Optimal Control for Continuous-Time Unknown Nonlinear Affine Systems: A $\Mathcal{q}$-Learning Approach
Shuhang Yu,Huaguang Zhang,Zhongyang Ming,Jiayue Sun
DOI: https://doi.org/10.1109/tase.2023.3327264
IF: 6.636
2023-01-01
IEEE Transactions on Automation Science and Engineering
Abstract:In this paper, to tackle the optimal control problem, we propose a $\mathcal{Q}$ -Learning approach for continuous-time nonlinear systems without any dynamic information. Primarily, the Hamiltonian and optimum cost functions are utilized to articulate the $\mathcal{Q}$ -function of continuous-time affine systems. To reduce the dependence of algorithms on system information, a novel $\mathcal{Q}$ -Learning approach is derived to obtain optimal solutions of nonlinear continuous-time systems without requiring knowledge of either the drift information $p(x)$ or input gain $q(x)$ . To implement this approach, critic and actor neural networks can be iterated alternately using an integral reinforcement learning method to estimate the $\mathcal{Q}$ -function. Furthermore, all signals in closed-loop system are demonstrated to be ultimate uniform bounded (UUB). It is worth noting that there exist rare literatures focused on the optimal control problem of continuous-time nonlinear uncertain systems via the $\mathcal{Q}$ -Learning for actor/critic networks iteration. Finally, two simulations are used to confirm the effectiveness of the proposed algorithm.

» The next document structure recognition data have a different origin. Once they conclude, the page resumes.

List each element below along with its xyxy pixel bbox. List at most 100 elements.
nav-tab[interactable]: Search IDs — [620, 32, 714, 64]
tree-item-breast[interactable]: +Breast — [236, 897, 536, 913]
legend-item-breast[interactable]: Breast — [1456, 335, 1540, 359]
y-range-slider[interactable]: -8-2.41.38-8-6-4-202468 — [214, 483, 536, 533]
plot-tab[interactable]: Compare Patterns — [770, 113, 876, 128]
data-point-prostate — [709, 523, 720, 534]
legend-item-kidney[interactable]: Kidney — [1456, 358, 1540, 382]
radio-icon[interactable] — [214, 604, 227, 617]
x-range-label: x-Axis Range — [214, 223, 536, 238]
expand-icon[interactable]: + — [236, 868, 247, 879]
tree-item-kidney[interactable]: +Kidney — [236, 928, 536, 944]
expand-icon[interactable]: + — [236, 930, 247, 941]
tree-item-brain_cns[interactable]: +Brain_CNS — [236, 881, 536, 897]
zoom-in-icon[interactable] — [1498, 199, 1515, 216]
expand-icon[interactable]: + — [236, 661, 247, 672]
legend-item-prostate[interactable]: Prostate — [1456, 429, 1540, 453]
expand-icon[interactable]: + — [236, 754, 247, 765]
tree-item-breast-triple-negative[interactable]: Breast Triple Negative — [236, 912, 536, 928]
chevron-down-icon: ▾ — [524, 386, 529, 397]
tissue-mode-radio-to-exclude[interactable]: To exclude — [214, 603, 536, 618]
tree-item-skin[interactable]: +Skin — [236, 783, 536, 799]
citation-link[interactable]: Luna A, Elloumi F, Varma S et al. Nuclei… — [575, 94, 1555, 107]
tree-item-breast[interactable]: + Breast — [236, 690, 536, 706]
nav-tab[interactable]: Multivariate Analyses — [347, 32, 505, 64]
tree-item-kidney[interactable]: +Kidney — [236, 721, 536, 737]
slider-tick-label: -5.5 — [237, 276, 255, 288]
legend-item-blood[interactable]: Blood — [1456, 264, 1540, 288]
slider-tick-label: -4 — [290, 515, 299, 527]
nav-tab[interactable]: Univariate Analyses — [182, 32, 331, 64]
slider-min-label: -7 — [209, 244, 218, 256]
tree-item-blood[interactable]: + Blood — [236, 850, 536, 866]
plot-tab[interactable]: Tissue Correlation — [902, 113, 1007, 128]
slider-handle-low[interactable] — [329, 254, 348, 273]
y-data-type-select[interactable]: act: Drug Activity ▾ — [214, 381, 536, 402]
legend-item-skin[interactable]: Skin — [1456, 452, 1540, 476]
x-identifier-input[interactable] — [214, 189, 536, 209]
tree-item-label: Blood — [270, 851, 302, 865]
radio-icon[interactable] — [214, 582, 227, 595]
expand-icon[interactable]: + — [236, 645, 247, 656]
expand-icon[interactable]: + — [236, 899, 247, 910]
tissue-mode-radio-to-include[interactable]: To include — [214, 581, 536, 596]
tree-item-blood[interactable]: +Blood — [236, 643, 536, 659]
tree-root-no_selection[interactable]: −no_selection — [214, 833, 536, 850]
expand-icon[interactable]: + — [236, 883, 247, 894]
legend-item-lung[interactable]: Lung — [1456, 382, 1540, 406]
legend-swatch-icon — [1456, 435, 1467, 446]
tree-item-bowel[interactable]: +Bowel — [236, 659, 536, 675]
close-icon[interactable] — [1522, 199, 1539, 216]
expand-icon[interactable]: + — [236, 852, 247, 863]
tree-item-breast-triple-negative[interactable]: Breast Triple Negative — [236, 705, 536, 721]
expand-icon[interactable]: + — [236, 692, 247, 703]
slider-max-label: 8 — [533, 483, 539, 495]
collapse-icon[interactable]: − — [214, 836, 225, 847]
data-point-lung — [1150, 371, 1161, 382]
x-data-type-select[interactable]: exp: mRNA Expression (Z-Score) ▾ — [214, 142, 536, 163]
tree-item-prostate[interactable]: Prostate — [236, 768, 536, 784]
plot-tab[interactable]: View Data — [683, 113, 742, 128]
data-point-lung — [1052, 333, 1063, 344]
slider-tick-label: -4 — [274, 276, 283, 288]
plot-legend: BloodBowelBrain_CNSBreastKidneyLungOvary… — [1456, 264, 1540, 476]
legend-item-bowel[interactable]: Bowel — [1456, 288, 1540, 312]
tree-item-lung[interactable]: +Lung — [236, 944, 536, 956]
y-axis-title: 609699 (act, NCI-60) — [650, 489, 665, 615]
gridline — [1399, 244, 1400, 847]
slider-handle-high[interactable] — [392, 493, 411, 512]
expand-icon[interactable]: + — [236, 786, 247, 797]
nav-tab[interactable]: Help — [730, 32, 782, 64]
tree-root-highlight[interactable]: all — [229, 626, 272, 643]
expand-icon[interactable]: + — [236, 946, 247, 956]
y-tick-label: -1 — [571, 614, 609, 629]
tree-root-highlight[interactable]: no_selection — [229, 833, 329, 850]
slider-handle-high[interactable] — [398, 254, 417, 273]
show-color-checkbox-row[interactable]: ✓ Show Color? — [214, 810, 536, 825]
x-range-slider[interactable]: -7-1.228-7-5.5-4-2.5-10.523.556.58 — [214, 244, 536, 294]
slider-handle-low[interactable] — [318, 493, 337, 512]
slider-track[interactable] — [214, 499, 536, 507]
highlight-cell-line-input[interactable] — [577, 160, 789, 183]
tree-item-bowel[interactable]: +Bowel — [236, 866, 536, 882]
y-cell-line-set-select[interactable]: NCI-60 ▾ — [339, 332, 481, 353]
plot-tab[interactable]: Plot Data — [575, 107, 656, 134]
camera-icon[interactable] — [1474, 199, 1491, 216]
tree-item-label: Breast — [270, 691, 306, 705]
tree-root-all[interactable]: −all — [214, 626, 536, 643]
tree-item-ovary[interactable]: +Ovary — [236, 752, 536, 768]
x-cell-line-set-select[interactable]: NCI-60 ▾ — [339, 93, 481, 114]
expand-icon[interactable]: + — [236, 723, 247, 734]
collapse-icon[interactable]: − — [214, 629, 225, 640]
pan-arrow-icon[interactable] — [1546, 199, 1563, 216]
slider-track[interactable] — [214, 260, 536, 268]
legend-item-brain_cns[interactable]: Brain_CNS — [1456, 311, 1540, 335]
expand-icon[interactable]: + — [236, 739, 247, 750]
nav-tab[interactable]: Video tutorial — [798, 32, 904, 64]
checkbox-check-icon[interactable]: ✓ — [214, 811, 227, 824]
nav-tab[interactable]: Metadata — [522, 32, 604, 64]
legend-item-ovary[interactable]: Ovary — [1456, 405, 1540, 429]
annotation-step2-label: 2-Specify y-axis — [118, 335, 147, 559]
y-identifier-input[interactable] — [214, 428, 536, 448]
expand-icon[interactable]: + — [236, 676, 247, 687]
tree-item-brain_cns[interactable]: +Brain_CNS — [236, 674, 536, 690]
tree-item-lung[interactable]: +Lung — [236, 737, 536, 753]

Note to Practitioners —Nonlinear continuous-time systems, being ubiquitous in engineering practice, are widely employed due to their versatility and effectiveness. Aiming at such systems, a $\mathcal{Q}$ -learning approach with optimal feature is proposed to strengthen control efficiency while reduce costs. However, it is well known that accurately capturing all the dynamic information of the system is a formidable task in practical operation. This defect inevitably weakens the feasibility of model-based control algorithms. Since the $\mathcal{Q}$ -learning algorithm presented in this paper does not require any dynamic knowledge of systems, it is promising enabler in enhancing the effectiveness and flexibility of engineering activities.